Warum ich aufgehört habe, stark zu sein
von Paul · 12. Juli 2026 · Biografie & Memoir
Paul, ein australischer Feuerwehrmann mit achtzehn Dienstjahren, beschreibt, wie ihn die jahrzehntelang eingenommene Rolle des unerschütterlichen Felsens seiner Wache beinahe zerstört hat. Erst ein Zusammenbruch im Alltag und eine darauffolgende Therapie ließen ihn erkennen, dass sein Körper längst reagierte, was sein Kopf verdrängt hatte. Heute spricht er offen über seine PTBS-Diagnose und plädiert für einen kulturellen Wandel in der Feuerwehr.
Paul arbeitete achtzehn Jahre als Feuerwehrmann in Melbourne und war bekannt, so beschreibt er es selbst mit einem trockenen Lächeln, als der Fels seiner Wache — der Mann, der nach den schlimmsten Einsätzen als Erster wieder scherzte, der nie zusammenbrach, der jüngeren Kollegen sagte, man gewöhne sich daran. Vor vier Jahren merkte er, während eines gewöhnlichen Einkaufs im Supermarkt, dass er den Verpackungsgeruch von Rinderhackfleisch nicht mehr ertrug, ohne dass ihm übel wurde, und konnte nicht erklären, warum.
Es dauerte Monate, bis ein Therapeut ihm half zu verstehen, dass sein Körper längst reagierte, obwohl sein Kopf weiterhin behauptete, alles sei in Ordnung. Die Rolle des Felsens hatte ihm über Jahre geholfen, funktionsfähig zu bleiben, aber sie hatte auch verhindert, dass er je verarbeitete, was er gesehen hatte. Jeder schwere Einsatz wurde weggesteckt, mit einem Witz, einem Bier nach der Schicht, einem Spruch wie das gehört zum Job.
Was ihn heute am meisten beschäftigt, ist eine Beobachtung über seinen Beruf im Allgemeinen: Die Kultur der Feuerwehr belohnt genau das Verhalten, das langfristig am gefährlichsten ist.
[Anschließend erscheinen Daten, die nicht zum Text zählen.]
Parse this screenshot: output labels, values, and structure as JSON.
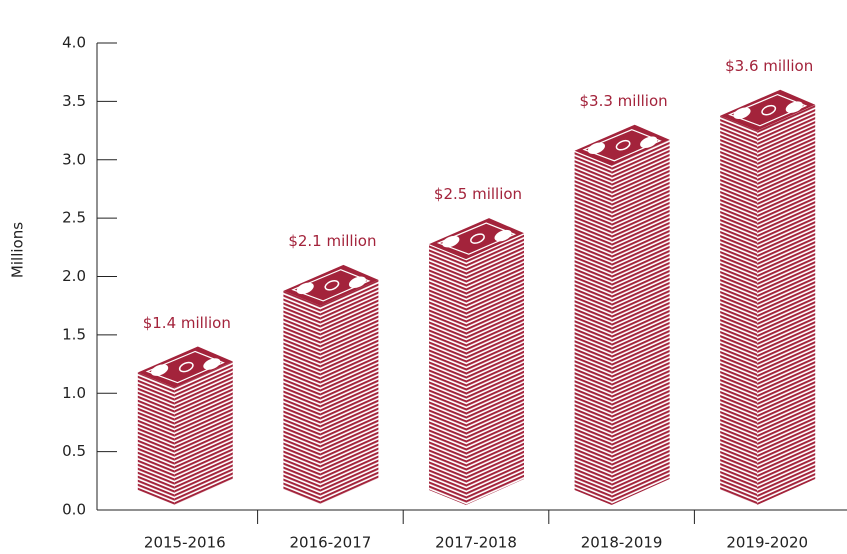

Wer nichts an sich heranlässt, gilt als zuverlässig. Wer zugibt, dass ihn ein Einsatz mitnimmt, gilt manchmal als weniger belastbar, obwohl das Gegenteil oft stimmt. Paul spricht inzwischen offen in seiner alten Wache über seine Diagnose, nicht aus Eitelkeit, sondern weil er glaubt, dass die jüngere Generation etwas anderes lernen sollte.
Ich war zwanzig Jahre lang stark, und stark hat mich fast zerstört, sagt er. Was ich jetzt versuche zu sein, ist ehrlich. Das fühlt sich manche Tage schwächer an. Ich glaube, es ist das Gegenteil.